Module: General Practice

Q33: According to the conceptual framework of the Balance of Payments (BoP), which of the following constitutes the "Acid Test" for classifying a transaction under the Capital Account?

A
The transaction must involve the cross-border movement of tangible goods or visible merchandise.
B
The transaction must alter the assets or liabilities (financial claims) of the residents of a country vis-à-vis non-residents.
C
The transaction must involve a non-repatriable payment for services rendered within the domestic territory.
D
The transaction must be a unilateral transfer without any quid pro quo, such as a gift or grant.
✅ Correct Answer: B
The fundamental distinction between Current and Capital accounts rests on the Asset-Liability Test.

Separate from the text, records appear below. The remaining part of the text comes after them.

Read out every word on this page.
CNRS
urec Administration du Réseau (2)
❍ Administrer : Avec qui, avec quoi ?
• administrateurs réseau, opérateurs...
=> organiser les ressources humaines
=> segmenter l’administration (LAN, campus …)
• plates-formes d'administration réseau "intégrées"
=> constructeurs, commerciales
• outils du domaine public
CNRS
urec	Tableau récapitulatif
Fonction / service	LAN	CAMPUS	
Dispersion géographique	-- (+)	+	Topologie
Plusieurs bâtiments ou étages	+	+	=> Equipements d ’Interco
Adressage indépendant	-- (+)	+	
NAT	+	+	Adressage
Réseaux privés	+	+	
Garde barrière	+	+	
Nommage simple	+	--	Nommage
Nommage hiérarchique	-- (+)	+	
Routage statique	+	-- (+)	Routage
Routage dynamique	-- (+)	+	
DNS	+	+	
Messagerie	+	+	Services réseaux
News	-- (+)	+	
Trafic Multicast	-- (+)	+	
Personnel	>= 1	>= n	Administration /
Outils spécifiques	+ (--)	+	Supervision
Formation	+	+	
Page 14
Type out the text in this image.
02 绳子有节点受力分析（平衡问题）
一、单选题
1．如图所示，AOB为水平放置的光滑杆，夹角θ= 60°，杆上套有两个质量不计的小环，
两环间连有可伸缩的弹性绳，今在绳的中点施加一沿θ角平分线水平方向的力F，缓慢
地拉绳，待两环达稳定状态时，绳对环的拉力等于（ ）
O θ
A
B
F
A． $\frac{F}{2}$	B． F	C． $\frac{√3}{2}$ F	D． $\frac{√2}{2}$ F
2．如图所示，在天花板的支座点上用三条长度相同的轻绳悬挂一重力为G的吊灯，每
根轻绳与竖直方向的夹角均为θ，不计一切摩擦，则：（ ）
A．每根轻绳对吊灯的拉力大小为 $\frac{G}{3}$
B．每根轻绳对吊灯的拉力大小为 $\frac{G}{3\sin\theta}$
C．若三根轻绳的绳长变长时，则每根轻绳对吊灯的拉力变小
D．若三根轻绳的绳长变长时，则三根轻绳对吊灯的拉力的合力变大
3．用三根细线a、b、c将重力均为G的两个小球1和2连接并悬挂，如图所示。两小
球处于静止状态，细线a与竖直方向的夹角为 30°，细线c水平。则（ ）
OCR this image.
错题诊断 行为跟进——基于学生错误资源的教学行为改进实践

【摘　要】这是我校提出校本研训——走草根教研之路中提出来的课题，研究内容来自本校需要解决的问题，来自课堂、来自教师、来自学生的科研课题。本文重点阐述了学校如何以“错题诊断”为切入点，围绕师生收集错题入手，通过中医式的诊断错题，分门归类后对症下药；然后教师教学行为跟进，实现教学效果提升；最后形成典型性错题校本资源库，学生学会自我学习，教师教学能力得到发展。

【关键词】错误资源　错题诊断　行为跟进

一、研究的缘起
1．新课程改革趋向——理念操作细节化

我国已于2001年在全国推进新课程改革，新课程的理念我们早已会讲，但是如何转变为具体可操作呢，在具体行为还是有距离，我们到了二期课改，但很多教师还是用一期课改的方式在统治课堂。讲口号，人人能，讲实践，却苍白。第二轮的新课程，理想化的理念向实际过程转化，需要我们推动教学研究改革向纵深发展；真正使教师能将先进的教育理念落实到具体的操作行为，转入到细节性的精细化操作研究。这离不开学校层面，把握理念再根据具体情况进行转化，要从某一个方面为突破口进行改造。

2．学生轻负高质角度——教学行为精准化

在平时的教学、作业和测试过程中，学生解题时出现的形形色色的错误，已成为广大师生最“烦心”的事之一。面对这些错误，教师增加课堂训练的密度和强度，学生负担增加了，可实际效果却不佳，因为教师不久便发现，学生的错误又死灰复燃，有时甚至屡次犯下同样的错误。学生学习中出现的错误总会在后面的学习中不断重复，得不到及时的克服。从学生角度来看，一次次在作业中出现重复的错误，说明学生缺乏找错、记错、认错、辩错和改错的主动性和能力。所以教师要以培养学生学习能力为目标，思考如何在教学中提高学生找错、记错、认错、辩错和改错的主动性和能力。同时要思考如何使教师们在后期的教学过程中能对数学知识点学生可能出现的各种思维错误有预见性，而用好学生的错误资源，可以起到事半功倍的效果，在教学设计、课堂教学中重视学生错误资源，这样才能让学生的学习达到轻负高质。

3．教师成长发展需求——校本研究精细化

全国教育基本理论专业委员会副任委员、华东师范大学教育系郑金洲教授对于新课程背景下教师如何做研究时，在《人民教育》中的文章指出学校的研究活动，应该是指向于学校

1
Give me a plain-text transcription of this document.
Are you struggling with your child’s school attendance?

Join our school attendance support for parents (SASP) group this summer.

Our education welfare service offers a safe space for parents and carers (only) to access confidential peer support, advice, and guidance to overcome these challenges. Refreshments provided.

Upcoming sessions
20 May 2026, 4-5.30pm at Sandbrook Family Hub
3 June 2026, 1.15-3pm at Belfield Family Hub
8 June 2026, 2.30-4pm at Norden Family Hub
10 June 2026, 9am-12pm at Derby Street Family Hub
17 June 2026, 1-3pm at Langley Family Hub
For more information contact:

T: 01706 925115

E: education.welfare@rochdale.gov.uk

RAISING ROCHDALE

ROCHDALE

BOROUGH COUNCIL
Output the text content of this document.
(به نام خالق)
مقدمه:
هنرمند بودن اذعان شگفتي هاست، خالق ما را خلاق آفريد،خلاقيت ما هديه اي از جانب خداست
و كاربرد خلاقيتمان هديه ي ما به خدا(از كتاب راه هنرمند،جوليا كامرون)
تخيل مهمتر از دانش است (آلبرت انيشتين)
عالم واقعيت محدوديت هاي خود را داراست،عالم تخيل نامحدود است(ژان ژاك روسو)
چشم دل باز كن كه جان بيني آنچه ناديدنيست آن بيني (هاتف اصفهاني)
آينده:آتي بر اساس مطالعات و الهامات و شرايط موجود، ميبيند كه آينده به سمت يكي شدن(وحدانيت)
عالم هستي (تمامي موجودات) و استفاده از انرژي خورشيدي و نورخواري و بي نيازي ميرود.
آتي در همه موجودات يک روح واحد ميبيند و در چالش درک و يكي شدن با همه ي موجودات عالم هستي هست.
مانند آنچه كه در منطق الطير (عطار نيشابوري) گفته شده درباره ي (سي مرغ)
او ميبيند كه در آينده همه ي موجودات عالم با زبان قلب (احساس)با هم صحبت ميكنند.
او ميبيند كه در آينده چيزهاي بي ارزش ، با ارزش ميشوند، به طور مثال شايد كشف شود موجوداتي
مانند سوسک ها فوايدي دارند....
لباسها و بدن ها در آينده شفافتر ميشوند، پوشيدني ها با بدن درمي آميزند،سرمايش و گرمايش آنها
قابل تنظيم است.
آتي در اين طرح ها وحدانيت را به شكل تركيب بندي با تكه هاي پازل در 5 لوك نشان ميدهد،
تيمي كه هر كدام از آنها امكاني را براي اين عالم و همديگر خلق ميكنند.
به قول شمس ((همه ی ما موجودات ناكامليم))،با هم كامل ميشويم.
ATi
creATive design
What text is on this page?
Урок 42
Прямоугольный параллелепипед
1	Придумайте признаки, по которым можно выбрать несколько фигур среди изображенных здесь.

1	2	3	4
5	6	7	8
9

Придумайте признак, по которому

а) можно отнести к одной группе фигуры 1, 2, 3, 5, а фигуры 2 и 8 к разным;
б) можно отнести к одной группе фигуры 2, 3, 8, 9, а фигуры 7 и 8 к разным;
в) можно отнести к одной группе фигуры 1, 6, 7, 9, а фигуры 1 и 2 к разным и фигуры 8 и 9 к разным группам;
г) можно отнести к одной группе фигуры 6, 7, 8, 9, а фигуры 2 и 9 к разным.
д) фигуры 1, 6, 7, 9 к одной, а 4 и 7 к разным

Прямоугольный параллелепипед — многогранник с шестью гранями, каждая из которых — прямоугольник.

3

Capital Account: Records all transactions that change the stock of assets or liabilities (e.g., taking a loan creates a liability; buying foreign shares creates an asset). In the Indian context (RBI Table 5.2), this broadly includes Foreign Investment (FDI/FPI), Loans (ECBs), and Banking Capital (NRI Deposits). Current Account: Records transactions that do not alter assets/liabilities but represent income, expenditure, or consumption (e.g., export receipts, import payments, interest payments). This definition aligns with the IMF Balance of Payments Manual (BPM6), though BPM6 technically splits this into "Capital Account" (Capital Transfers) and "Financial Account" (Investments). In India's standard reporting, the term "Capital Account" is used broadly to cover financial flows affecting claims.